Search code examples
pythonmatrixscipysparse-matrix

Division of sparse matrix


I have a scipy.sparse matrix with 45671x45671 elements. In this matrix, some rows contain only '0' value.

My question is, how to divide each row values by the row sum.
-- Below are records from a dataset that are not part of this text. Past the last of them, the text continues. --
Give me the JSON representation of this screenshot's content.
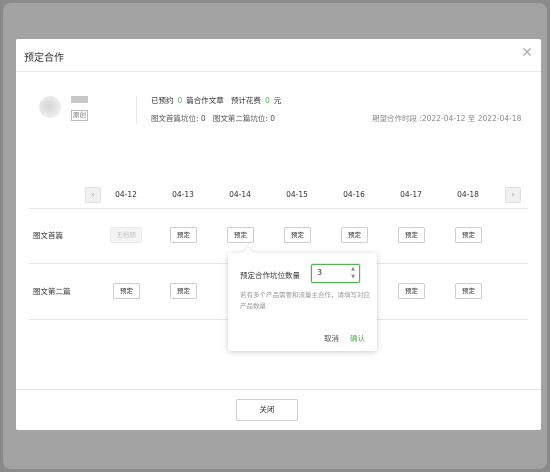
{
  "dialog": {
    "title": "预定合作",
    "close_icon": "close-icon"
  },
  "summary": {
    "avatar_icon": "avatar-icon",
    "tag": "原创",
    "booked_label": "已预约",
    "booked_count": "0",
    "articles_label": "篇合作文章",
    "cost_label": "预计花费",
    "cost_value": "0",
    "cost_unit": "元",
    "first_slot": "图文首篇坑位: 0",
    "second_slot": "图文第二篇坑位: 0",
    "period": "期望合作时段 :2022-04-12  至  2022-04-18"
  },
  "calendar": {
    "prev_icon": "chevron-left-icon",
    "next_icon": "chevron-right-icon",
    "dates": [
      "04-12",
      "04-13",
      "04-14",
      "04-15",
      "04-16",
      "04-17",
      "04-18"
    ],
    "rows": [
      {
        "label": "图文首篇",
        "cells": [
          "无档期",
          "预定",
          "预定",
          "预定",
          "预定",
          "预定",
          "预定"
        ]
      },
      {
        "label": "图文第二篇",
        "cells": [
          "预定",
          "预定",
          "",
          "",
          "",
          "预定",
          "预定"
        ]
      }
    ]
  },
  "popover": {
    "label": "预定合作坑位数量",
    "value": "3",
    "help": "若有多个产品需要和流量主合作，请填写对应产品数量",
    "cancel": "取消",
    "confirm": "确认"
  },
  "footer": {
    "close_label": "关闭"
  },
  "colors": {
    "accent": "#52b34f",
    "overlay": "#a3a3a3"
  }
}
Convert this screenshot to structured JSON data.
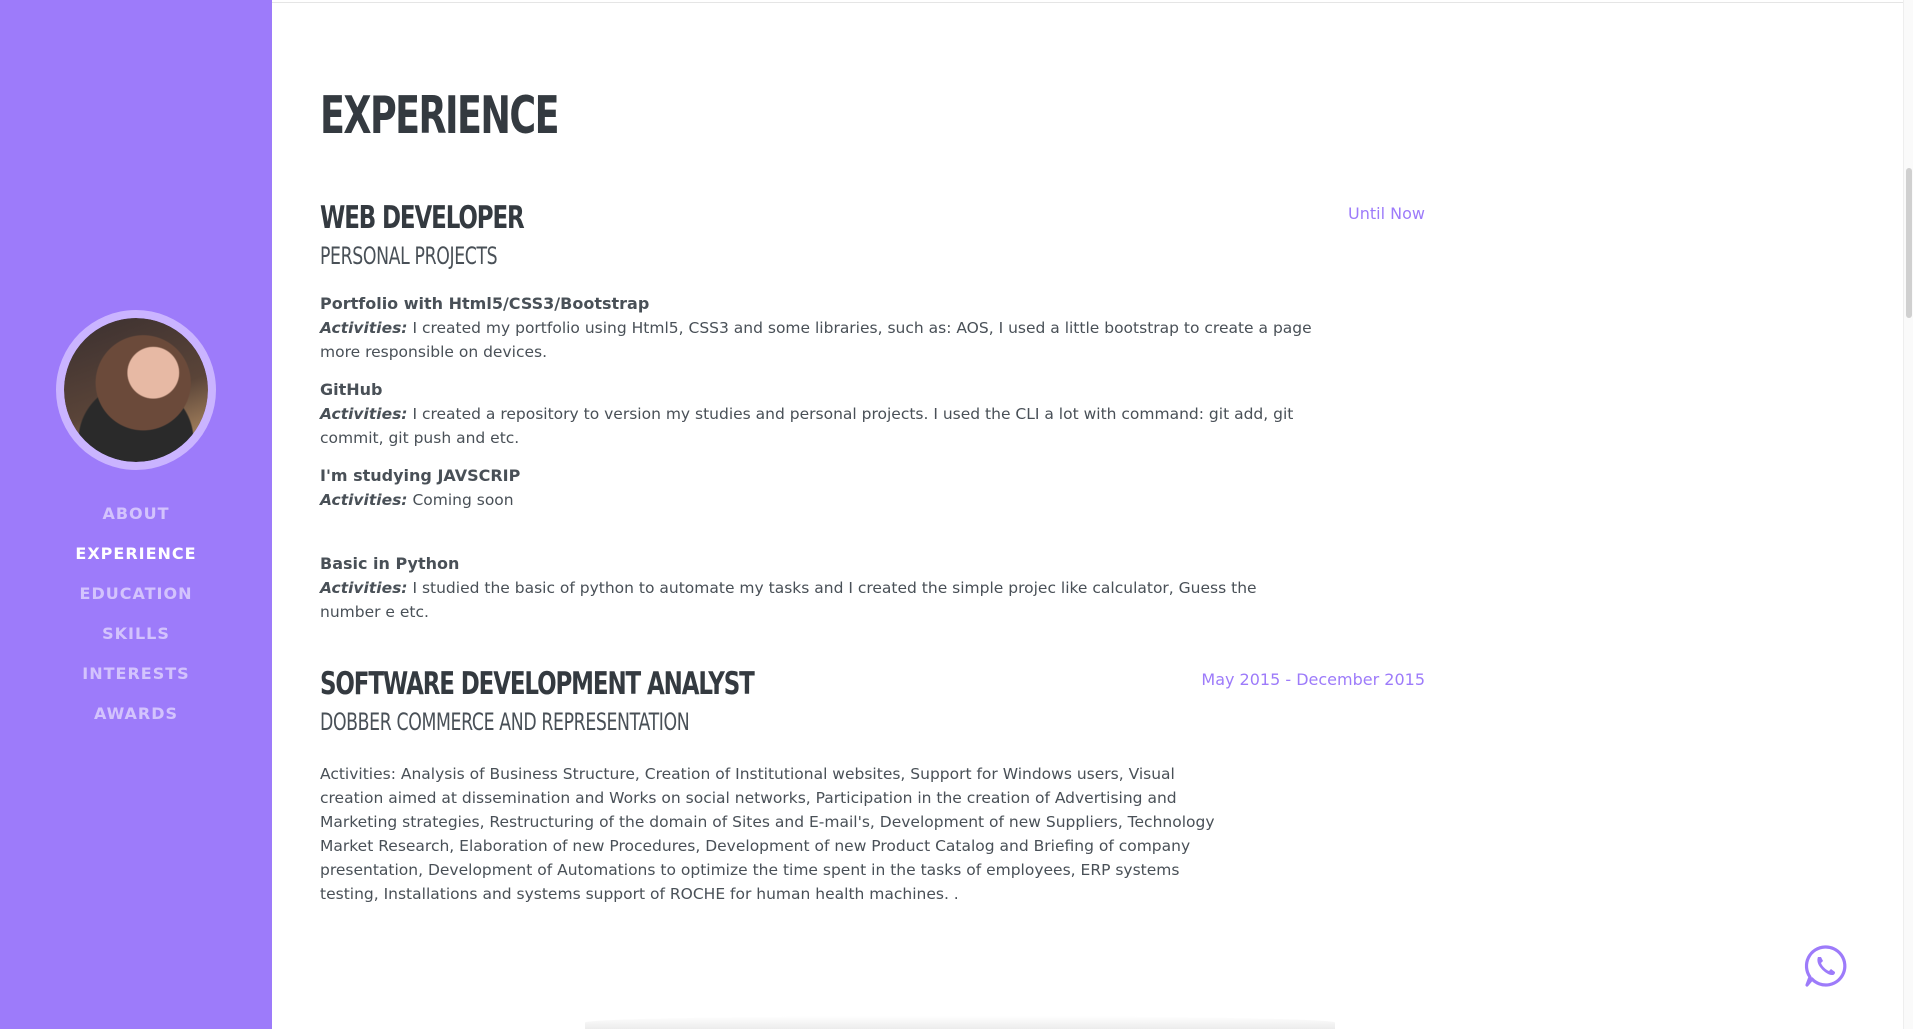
{
  "nav": {
    "items": [
      "ABOUT",
      "EXPERIENCE",
      "EDUCATION",
      "SKILLS",
      "INTERESTS",
      "AWARDS"
    ],
    "active": "EXPERIENCE"
  },
  "section": {
    "title": "EXPERIENCE"
  },
  "jobs": [
    {
      "title": "WEB DEVELOPER",
      "subtitle": "PERSONAL PROJECTS",
      "date": "Until Now",
      "items": [
        {
          "title": "Portfolio with Html5/CSS3/Bootstrap",
          "label": "Activities:",
          "text": " I created my portfolio using Html5, CSS3 and some libraries, such as: AOS, I used a little bootstrap to create a page more responsible on devices."
        },
        {
          "title": "GitHub",
          "label": "Activities:",
          "text": " I created a repository to version my studies and personal projects. I used the CLI a lot with command: git add, git commit, git push and etc."
        },
        {
          "title": "I'm studying JAVSCRIP",
          "label": "Activities:",
          "text": " Coming soon"
        },
        {
          "title": "Basic in Python",
          "label": "Activities:",
          "text": " I studied the basic of python to automate my tasks and I created the simple projec like calculator, Guess the number e etc."
        }
      ]
    },
    {
      "title": "SOFTWARE DEVELOPMENT ANALYST",
      "subtitle": "DOBBER COMMERCE AND REPRESENTATION",
      "date": "May 2015 - December 2015",
      "paragraph": "Activities: Analysis of Business Structure, Creation of Institutional websites, Support for Windows users, Visual creation aimed at dissemination and Works on social networks, Participation in the creation of Advertising and Marketing strategies, Restructuring of the domain of Sites and E-mail's, Development of new Suppliers, Technology Market Research, Elaboration of new Procedures, Development of new Product Catalog and Briefing of company presentation, Development of Automations to optimize the time spent in the tasks of employees, ERP systems testing, Installations and systems support of ROCHE for human health machines. ."
    }
  ],
  "colors": {
    "accent": "#9d7bfa",
    "heading": "#343a40",
    "text": "#495057"
  },
  "icons": {
    "floating": "whatsapp-icon"
  }
}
Obviously, with for loop it's work, but I look for an efficient method...

I already tried :

  • matrix / matrix.sum(1) but I have MemoryError issue.
  • matrix / scs.csc_matrix((matrix.sum(axis=1))) but ValueError: inconsistent shapes
  • Other wacky things...

Moreover, I want to skip rows with only '0' values.

So, if you have any solution...

Thank you in advance !


Solution

  • I have an M hanging around:

    In [241]: M
    Out[241]: 
    <6x3 sparse matrix of type '<class 'numpy.uint8'>'
        with 6 stored elements in Compressed Sparse Row format>
    In [242]: M.A
    Out[242]: 
    array([[1, 0, 0],
           [0, 1, 0],
           [0, 0, 1],
           [0, 1, 0],
           [0, 0, 1],
           [1, 0, 0]], dtype=uint8)
    In [243]: M.sum(1)            # dense matrix
    Out[243]: 
    matrix([[1],
            [1],
            [1],
            [1],
            [1],
            [1]], dtype=uint32)
    In [244]: M/M.sum(1)      # dense matrix - full size of M
    Out[244]: 
    matrix([[ 1.,  0.,  0.],
            [ 0.,  1.,  0.],
            [ 0.,  0.,  1.],
            [ 0.,  1.,  0.],
            [ 0.,  0.,  1.],
            [ 1.,  0.,  0.]])
    

    That will explain the memory error - if M is so large that M.A produces a memory error.


    In [262]: S = sparse.csr_matrix(M.sum(1))
    In [263]: S.shape
    Out[263]: (6, 1)
    In [264]: M.shape
    Out[264]: (6, 3)
    In [265]: M/S
    ....
    ValueError: inconsistent shapes
    

    I'm not entirely sure what is going on here.

    Element wise multiplication works

    In [266]: M.multiply(S)
    Out[266]: 
    <6x3 sparse matrix of type '<class 'numpy.uint32'>'
        with 6 stored elements in Compressed Sparse Row format>
    

    So it should work if I construct S as S = sparse.csr_matrix(1/M.sum(1))

    If some of the rows sum to zero, you have a division by zero problem.


    If I modify M to have 0 row

    In [283]: M.A
    Out[283]: 
    array([[1, 0, 0],
           [0, 1, 0],
           [0, 0, 0],
           [0, 1, 0],
           [0, 0, 1],
           [1, 0, 0]], dtype=uint8)
    In [284]: S = sparse.csr_matrix(1/M.sum(1))
    /usr/local/bin/ipython3:1: RuntimeWarning: divide by zero encountered in true_divide
      #!/usr/bin/python3
    In [285]: S.A
    Out[285]: 
    array([[  1.],
           [  1.],
           [ inf],
           [  1.],
           [  1.],
           [  1.]])
    In [286]: M.multiply(S)
    Out[286]: 
    <6x3 sparse matrix of type '<class 'numpy.float64'>'
        with 5 stored elements in Compressed Sparse Row format>
    In [287]: _.A
    Out[287]: 
    array([[ 1.,  0.,  0.],
           [ 0.,  1.,  0.],
           [ 0.,  0.,  0.],
           [ 0.,  1.,  0.],
           [ 0.,  0.,  1.],
           [ 1.,  0.,  0.]])
    

    This isn't the best M to demonstrate this on, but it suggests a useful approach. The row sum will be dense, so you can clean up its inverse using the usual dense array approaches.